Benchmarking jagged intelligence
One sticking point to fully leveraging autonomous AI agents involves what Salesforce calls “jaggedness” or “jagged intelligence,” in which AI systems that can excel at complex tasks unexpectedly fail at simpler ones that humans can reliably solve.
Salesforce AI Research has created an initial dataset of 225 basic reasoning questions that it calls SIMPLE (Simple, Intuitive, Minimal, Problem-solving Logical Evaluation) to evaluate and benchmark the jaggedness of models. Here’s a sample question from SIMPLE:
A man has to get a fox, a chicken, and a sack of corn across a river. He has a rowboat, and it can only carry him and three other things. If the fox and the chicken are left together without the man, the fox will eat the chicken. If the chicken and the corn are left together without the man, the chicken will eat the corn. How does the man do it in the minimum number of steps?
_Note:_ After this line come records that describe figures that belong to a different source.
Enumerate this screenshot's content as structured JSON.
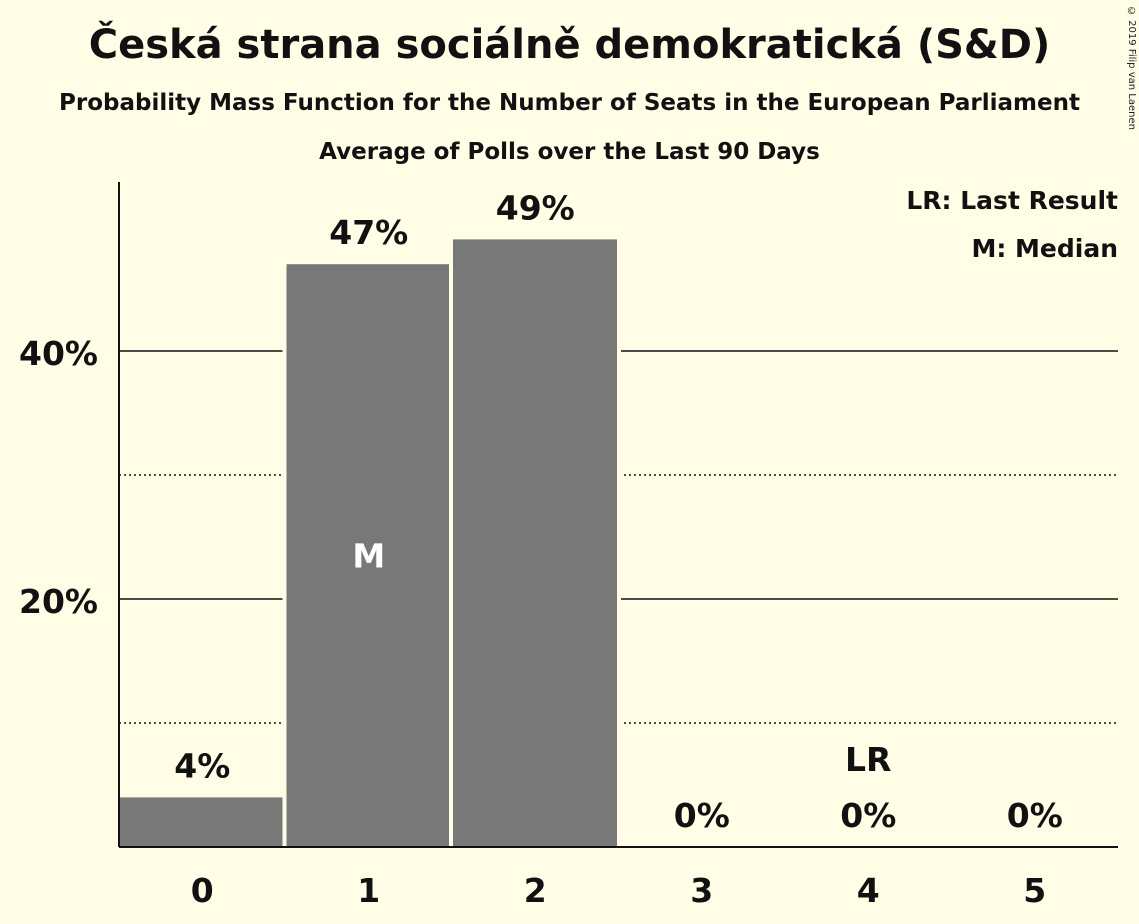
{
  "header": {
    "title": "Česká strana sociálně demokratická (S&D)",
    "subtitle": "Probability Mass Function for the Number of Seats in the European Parliament",
    "subtitle2": "Average of Polls over the Last 90 Days",
    "copyright": "© 2019 Filip van Laenen"
  },
  "legend": {
    "last_result": "LR: Last Result",
    "median": "M: Median"
  },
  "colors": {
    "background": "#fffde6",
    "bar": "#787878",
    "text": "#111111"
  },
  "chart_data": {
    "type": "bar",
    "categories": [
      "0",
      "1",
      "2",
      "3",
      "4",
      "5"
    ],
    "values": [
      4,
      47,
      49,
      0,
      0,
      0
    ],
    "value_labels": [
      "4%",
      "47%",
      "49%",
      "0%",
      "0%",
      "0%"
    ],
    "ytick_labels": [
      "20%",
      "40%"
    ],
    "ytick_values": [
      20,
      40
    ],
    "minor_gridlines": [
      10,
      30
    ],
    "ylim": [
      0,
      52
    ],
    "grid": true,
    "median_index": 1,
    "median_marker": "M",
    "last_result_index": 4,
    "last_result_marker": "LR"
  }
}
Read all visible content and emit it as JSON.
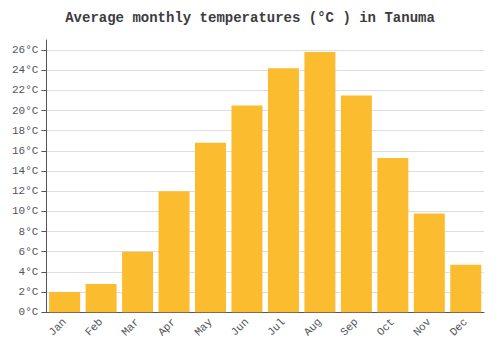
{
  "chart_data": {
    "type": "bar",
    "title": "Average monthly temperatures (°C ) in Tanuma",
    "categories": [
      "Jan",
      "Feb",
      "Mar",
      "Apr",
      "May",
      "Jun",
      "Jul",
      "Aug",
      "Sep",
      "Oct",
      "Nov",
      "Dec"
    ],
    "values": [
      2.0,
      2.8,
      6.0,
      12.0,
      16.8,
      20.5,
      24.2,
      25.8,
      21.5,
      15.3,
      9.8,
      4.7
    ],
    "color": "#FBBC30",
    "ylim": [
      0,
      27
    ],
    "yticks": [
      {
        "value": 0,
        "label": "0°C"
      },
      {
        "value": 2,
        "label": "2°C"
      },
      {
        "value": 4,
        "label": "4°C"
      },
      {
        "value": 6,
        "label": "6°C"
      },
      {
        "value": 8,
        "label": "8°C"
      },
      {
        "value": 10,
        "label": "10°C"
      },
      {
        "value": 12,
        "label": "12°C"
      },
      {
        "value": 14,
        "label": "14°C"
      },
      {
        "value": 16,
        "label": "16°C"
      },
      {
        "value": 18,
        "label": "18°C"
      },
      {
        "value": 20,
        "label": "20°C"
      },
      {
        "value": 22,
        "label": "22°C"
      },
      {
        "value": 24,
        "label": "24°C"
      },
      {
        "value": 26,
        "label": "26°C"
      }
    ],
    "grid": true
  }
}
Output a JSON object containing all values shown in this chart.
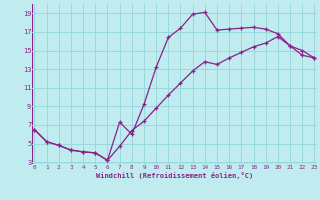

This looks like a classic logic puzzle, except for one altered constraint. In the classic puzzle, the rowboat can only carry the man and one additional thing, requiring a complex sequence of crossings to get the fox, chicken, and sack of corn all safely across the river. The SIMPLE version stipulates that the rowboat can carry the man and three other things, meaning the man can bring all three across the river in a single crossing.